Number of simultaneous queries to process per query-frontend or query-scheduler. This configuration controls the number of concurrent requests per query-frontend a querier process.

If parallelism is set to 5 and there are two query-frontends running, then a querier process opens 5 connections to each query-frontend, and in total of 10 connections.

One batch (or job, if batching is disabled) is processed per connection, so this controls the maximum number of concurrent jobs processed.

A single batch is processed in sync and size of the batch is controlled by max_batch_size, a connection is blocked until it’s process and returns the result of a batch.

You can also disable it and use max_concurrent_connections but we use this to make sure we queriers are picking up work from both query-frontends and jobs are being scheduled fairly.

If you want to make sure you always have connections defined in this config, you should set match_max_concurrent: false in your configuration to ensure you are not limited by max_concurrent_connections.

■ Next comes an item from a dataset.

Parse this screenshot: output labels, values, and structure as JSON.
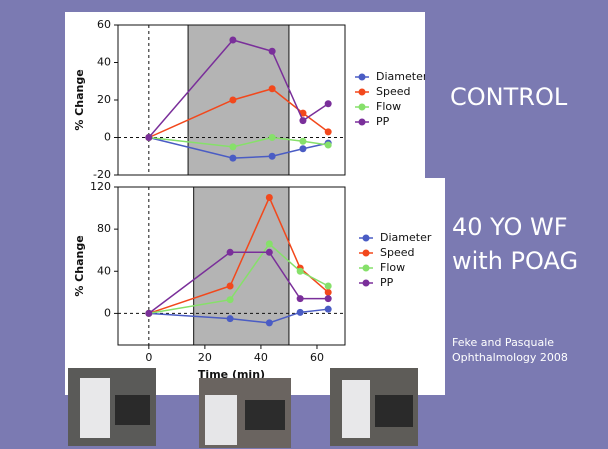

  • Maximum number of jobs a querier processes when using parallelism is equal to parallelism * query_frontend replicas * max_batch_size.
  • As you add more queriers, connections to an individual frontend increase. Query-frontend has a shared lock on these connections so if you see issues when you scale out queriers, lower the parallelism to reduce contention.
  • It’s recommended to set match_max_concurrent: false and not set max_concurrent_queries when using parallelism.

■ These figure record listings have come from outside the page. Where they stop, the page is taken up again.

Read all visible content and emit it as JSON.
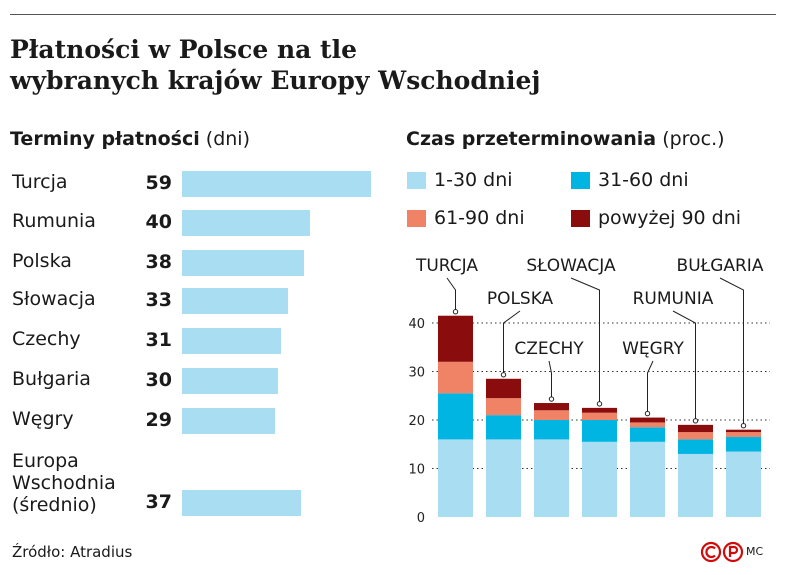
{
  "title_line1": "Płatności w Polsce na tle",
  "title_line2": "wybranych krajów Europy Wschodniej",
  "left_heading": "Terminy płatności",
  "left_unit": "(dni)",
  "right_heading": "Czas przeterminowania",
  "right_unit": "(proc.)",
  "source": "Źródło: Atradius",
  "credit": "MC",
  "colors": {
    "light_blue": "#a9ddf1",
    "cyan": "#00b5e2",
    "salmon": "#f08366",
    "dark_red": "#8a0c0c"
  },
  "chart_data": [
    {
      "type": "bar",
      "title": "Terminy płatności",
      "unit": "(dni)",
      "categories": [
        "Turcja",
        "Rumunia",
        "Polska",
        "Słowacja",
        "Czechy",
        "Bułgaria",
        "Węgry",
        "Europa\nWschodnia\n(średnio)"
      ],
      "values": [
        59,
        40,
        38,
        33,
        31,
        30,
        29,
        37
      ],
      "value_labels": [
        "59",
        "40",
        "38",
        "33",
        "31",
        "30",
        "29",
        "37"
      ],
      "orientation": "horizontal",
      "xlim": [
        0,
        59
      ],
      "grid": false
    },
    {
      "type": "bar",
      "stacked": true,
      "title": "Czas przeterminowania",
      "unit": "(proc.)",
      "categories": [
        "TURCJA",
        "POLSKA",
        "CZECHY",
        "SŁOWACJA",
        "WĘGRY",
        "RUMUNIA",
        "BUŁGARIA"
      ],
      "series": [
        {
          "name": "1-30 dni",
          "values": [
            16,
            16,
            16,
            15.5,
            15.5,
            13,
            13.5
          ]
        },
        {
          "name": "31-60 dni",
          "values": [
            9.5,
            5,
            4,
            4.5,
            3,
            3,
            3
          ]
        },
        {
          "name": "61-90 dni",
          "values": [
            6.5,
            3.5,
            2,
            1.5,
            1,
            1.5,
            1
          ]
        },
        {
          "name": "powyżej 90 dni",
          "values": [
            9.5,
            4,
            1.5,
            1,
            1,
            1.5,
            0.5
          ]
        }
      ],
      "yticks": [
        "0",
        "10",
        "20",
        "30",
        "40"
      ],
      "ylim": [
        0,
        42
      ],
      "grid": "dotted horizontal",
      "legend": "top"
    }
  ]
}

querier.max_concurrent_queries parameter

This controls the maximum number of jobs a querier processes concurrently. It doesn’t distinguish between the types of queries. These jobs can be from two different queries, or different tenants as well.

Querier processes these in sync, blocks the connection, and once it returns the results, it picks up a new job from the query-frontend queue.

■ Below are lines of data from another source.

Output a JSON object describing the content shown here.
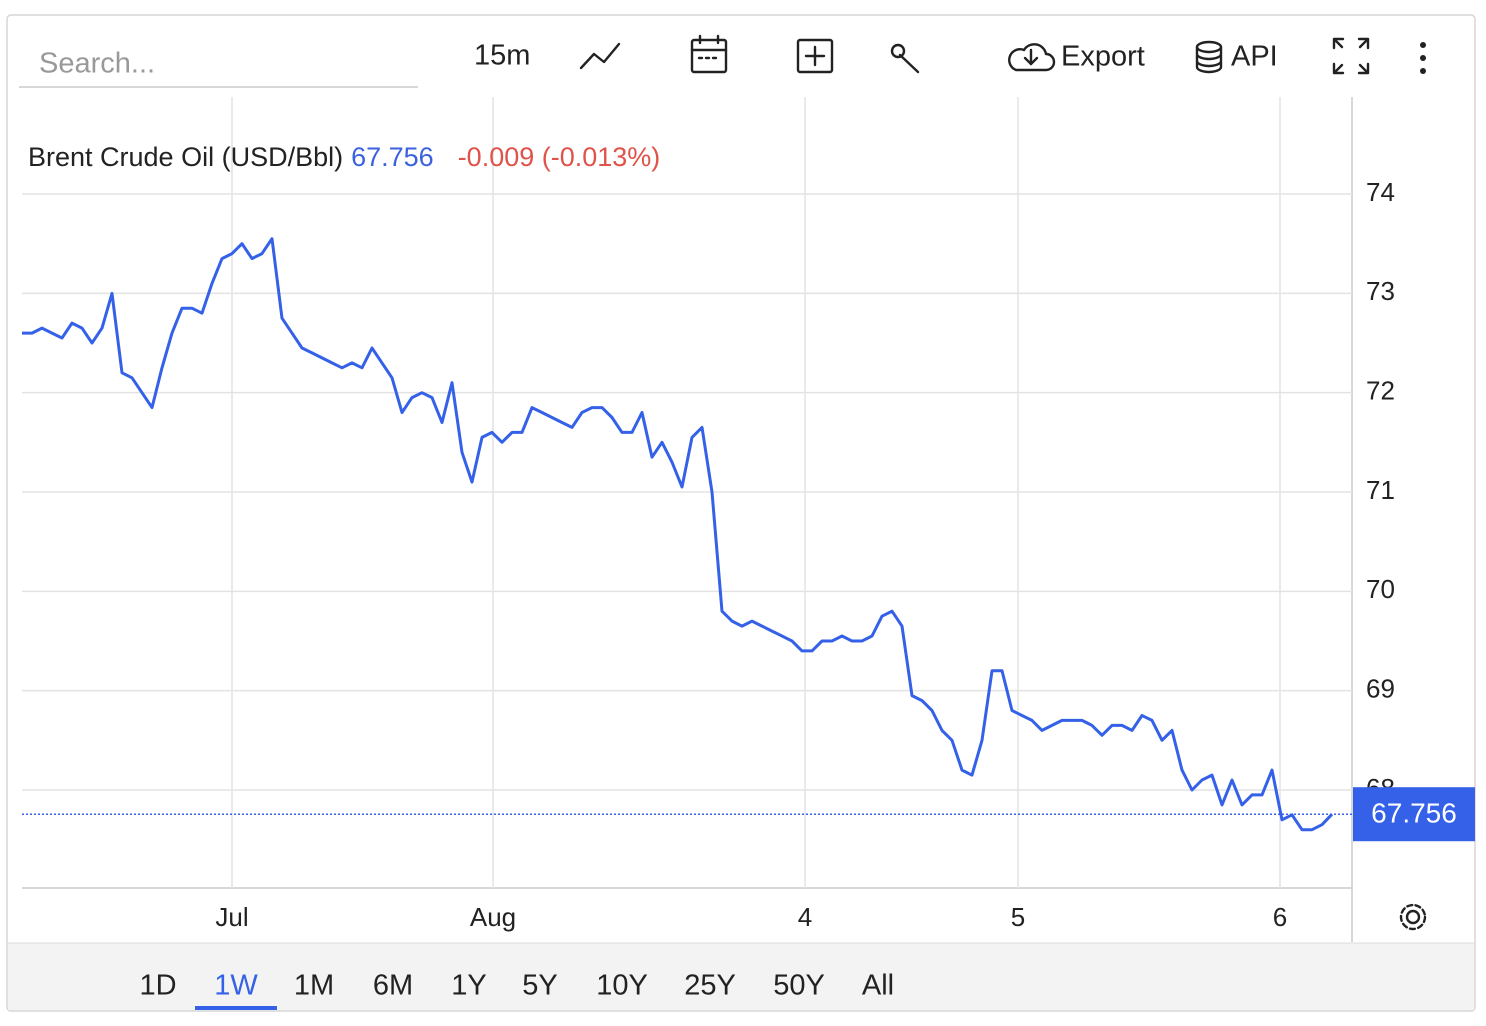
{
  "toolbar": {
    "search_placeholder": "Search...",
    "interval": "15m",
    "export": "Export",
    "api": "API"
  },
  "ranges": {
    "buttons": [
      "1D",
      "1W",
      "1M",
      "6M",
      "1Y",
      "5Y",
      "10Y",
      "25Y",
      "50Y",
      "All"
    ],
    "selected_index": 1
  },
  "chart_data": {
    "type": "line",
    "title": "Brent Crude Oil (USD/Bbl)",
    "last_value": 67.756,
    "change": "-0.009 (-0.013%)",
    "x": [
      0,
      1,
      2,
      3,
      4,
      5,
      6,
      7,
      8,
      9,
      10,
      11,
      12,
      13,
      14,
      15,
      16,
      17,
      18,
      19,
      20,
      21,
      22,
      23,
      24,
      25,
      26,
      27,
      28,
      29,
      30,
      31,
      32,
      33,
      34,
      35,
      36,
      37,
      38,
      39,
      40,
      41,
      42,
      43,
      44,
      45,
      46,
      47,
      48,
      49,
      50,
      51,
      52,
      53,
      54,
      55,
      56,
      57,
      58,
      59,
      60,
      61,
      62,
      63,
      64,
      65,
      66,
      67,
      68,
      69,
      70,
      71,
      72,
      73,
      74,
      75,
      76,
      77,
      78,
      79,
      80,
      81,
      82,
      83,
      84,
      85,
      86,
      87,
      88,
      89,
      90,
      91,
      92,
      93,
      94,
      95,
      96,
      97,
      98,
      99,
      100,
      101,
      102,
      103,
      104,
      105,
      106,
      107,
      108,
      109,
      110,
      111,
      112,
      113,
      114,
      115,
      116,
      117,
      118,
      119,
      120,
      121,
      122,
      123,
      124,
      125,
      126,
      127,
      128,
      129,
      130,
      131
    ],
    "series": [
      {
        "name": "Brent Crude Oil (USD/Bbl)",
        "color": "#3461e8",
        "values": [
          72.6,
          72.6,
          72.65,
          72.6,
          72.55,
          72.7,
          72.65,
          72.5,
          72.65,
          73.0,
          72.2,
          72.15,
          72.0,
          71.85,
          72.25,
          72.6,
          72.85,
          72.85,
          72.8,
          73.1,
          73.35,
          73.4,
          73.5,
          73.35,
          73.4,
          73.55,
          72.75,
          72.6,
          72.45,
          72.4,
          72.35,
          72.3,
          72.25,
          72.3,
          72.25,
          72.45,
          72.3,
          72.15,
          71.8,
          71.95,
          72.0,
          71.95,
          71.7,
          72.1,
          71.4,
          71.1,
          71.55,
          71.6,
          71.5,
          71.6,
          71.6,
          71.85,
          71.8,
          71.75,
          71.7,
          71.65,
          71.8,
          71.85,
          71.85,
          71.75,
          71.6,
          71.6,
          71.8,
          71.35,
          71.5,
          71.3,
          71.05,
          71.55,
          71.65,
          71.0,
          69.8,
          69.7,
          69.65,
          69.7,
          69.65,
          69.6,
          69.55,
          69.5,
          69.4,
          69.4,
          69.5,
          69.5,
          69.55,
          69.5,
          69.5,
          69.55,
          69.75,
          69.8,
          69.65,
          68.95,
          68.9,
          68.8,
          68.6,
          68.5,
          68.2,
          68.15,
          68.5,
          69.2,
          69.2,
          68.8,
          68.75,
          68.7,
          68.6,
          68.65,
          68.7,
          68.7,
          68.7,
          68.65,
          68.55,
          68.65,
          68.65,
          68.6,
          68.75,
          68.7,
          68.5,
          68.6,
          68.2,
          68.0,
          68.1,
          68.15,
          67.85,
          68.1,
          67.85,
          67.95,
          67.95,
          68.2,
          67.7,
          67.75,
          67.6,
          67.6,
          67.65,
          67.756
        ]
      }
    ],
    "xlim": [
      0,
      132.8
    ],
    "xticks": [
      {
        "value": 21,
        "label": "Jul"
      },
      {
        "value": 47.1,
        "label": "Aug"
      },
      {
        "value": 78.3,
        "label": "4"
      },
      {
        "value": 99.6,
        "label": "5"
      },
      {
        "value": 125.8,
        "label": "6"
      }
    ],
    "ylim": [
      67,
      75
    ],
    "yticks": [
      68,
      69,
      70,
      71,
      72,
      73,
      74
    ],
    "grid": true,
    "axis_side": "right"
  }
}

  • The max_concurrent_queries parameter controls the number of queries that are processed by querier at once (concurrently).
  • if queriers are under-utilized, increase this value to process more jobs concurrently and process the queries faster.
  • If queriers are over utilized, seeing spikes, or OOMs, you can reduce this config to do less work per queriers and scale out queriers to add more capacity to the cluster.
  • This setting depends on the resources, in small queriers, it should be set to a lower number.
  • If you have large queriers, this configuration should be set to a higher value to fully utilize the capacity of the querier.

Querier memory sizing

If you are seeing that your queries are using more memory then you prefer, reduce the amount of work a querier is doing concurrently. That reduces resource usage.

If you want your queries to use more memory then they’re currently using, increase the amount of work a querier is doing concurrently and it increases the resource usage.

You can tune, querier.frontend_worker.parallelism, and querier.max_concurrent_queries to tune the amount of work a querier is doing concurrently.

Queriers memory request roughly translates to job size times the concurrent work and some buffer.

Scaling cache

Tempo can be configured to use multiple caches for different types of data. When configured, Tempo uses these caches to improve the performance of queries.

Here are few general heuristics to know when to scale a cache:

  • Look at cache latency. If cache latency is hitting cache_timeout, that means that cache is under scaled and it’s taking too long to read or write, scale the cache.
  • Scale the cache if a cache has a high eviction rate. The cache might be under provisioned.
  • Lower level cache like bloom cache, parquet-page cache, parquet-footer cache sees higher hit rates (usually around 90% of above). If you have a consistent query traffic and these lower level caches have low hit rate, they’re undervalued and needs to be scaled up.
  • Higher level cache like frontend-search cache has a low hit rate and is only useful when the same query is being repeated. Size these according to the amount of data you want you want to cache
  • Cache sizes are also dictated by how much data you want to cache at each tier, it’s better to cache more at lower level caches because they have higher hit rate and is useful across queries.